Raksasa biotek AS Moderna juga membuat vaksin yang bisa disimpan pada -4 derajat Fahrenheit yang merupakan suhu normal freezer.

Pemerintah AS sedang mengatur penyaluran vaksin ini secara gratis ke negara bagian-negara bagian dan teritori-teritori AS, dengan setiap yurisdiksi memutuskan bagaimana mendistribusikan dosis ke rumah sakit, apotek, dokter atau bahkan universitas dan perusahaan yang akan menyalurkan dosis-dosis itu, dalam sistem desentralisasi seperti yang digunakan untuk pandemi flu H1N1 pada 2009.

"Pemerintah federal tidak bermaksud, dengan amat sangat sedikit pengecualian, untuk menyentuh satu dosis pun vaksin sebelum masuk ke tangan warga Amerika," kata Paul Mango, seorang pejabat Operation Warp Speed, dalam sebuah penjelasan.
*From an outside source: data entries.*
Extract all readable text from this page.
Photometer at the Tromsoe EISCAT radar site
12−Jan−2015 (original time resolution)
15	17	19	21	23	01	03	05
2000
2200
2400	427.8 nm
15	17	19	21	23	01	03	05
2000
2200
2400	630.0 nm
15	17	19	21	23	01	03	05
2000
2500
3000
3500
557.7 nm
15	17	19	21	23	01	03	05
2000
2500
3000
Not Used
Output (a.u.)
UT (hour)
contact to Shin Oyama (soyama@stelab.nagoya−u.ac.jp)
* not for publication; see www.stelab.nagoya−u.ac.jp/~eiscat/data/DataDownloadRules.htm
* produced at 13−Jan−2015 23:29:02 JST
Tujuannya adalah membagikan vaksin kepada penduduk yang paling rentan sebelum akhir Desember, kepada petugas kesehatan sebelum akhir Januari dan semua warga Amerika awal April.

Pfizer memperkirakan bisa memproduksi 50 juta dosis tahun ini dan 1,3 miliar pada 2021: Amerika Serikat telah memesan total 100 juta dosis termasuk 20-30 juta dosis untuk pengiriman sebelum akhir Desember. Sedangkan Uni Eropa memesan 200 juta, Jepang 120 juta, Inggris 30 juta, dan Kanada 20 juta dosis.

Moderna, AstraZeneca, Johnson & Johnson, Sanofi, dan lainnya berharap vaksin mereka sendiri juga terbukti aman dan efektif, dan peluncuran global mereka bakal mengikuti.

Operator DHL memperkirakan 15 juta kotak pendingin perlu dikirimkan selama dua tahun ke depan, dengan sekitar 15.000 penerbangan dibutuhkan di seluruh dunia.

Negara-negara miskin yang kekurangan kapasitas penyimpanan untuk sejumlah besar vaksin yang membutuhkan penyimpanan super dingin memiliki sedikit harapan untuk mendapatkan manfaat dari dosis pertama, kata Prashant Yadav, pakar rantai pasokan kesehatan global di Pusat Pembangunan Global.

Freezer ultra-dingin yang dapat mencapai suhu -112 derajat Fahrenheit harganya lima kali lebih mahal dari freezer standar dan hanya dibuat sesuai pesanan, kata dia.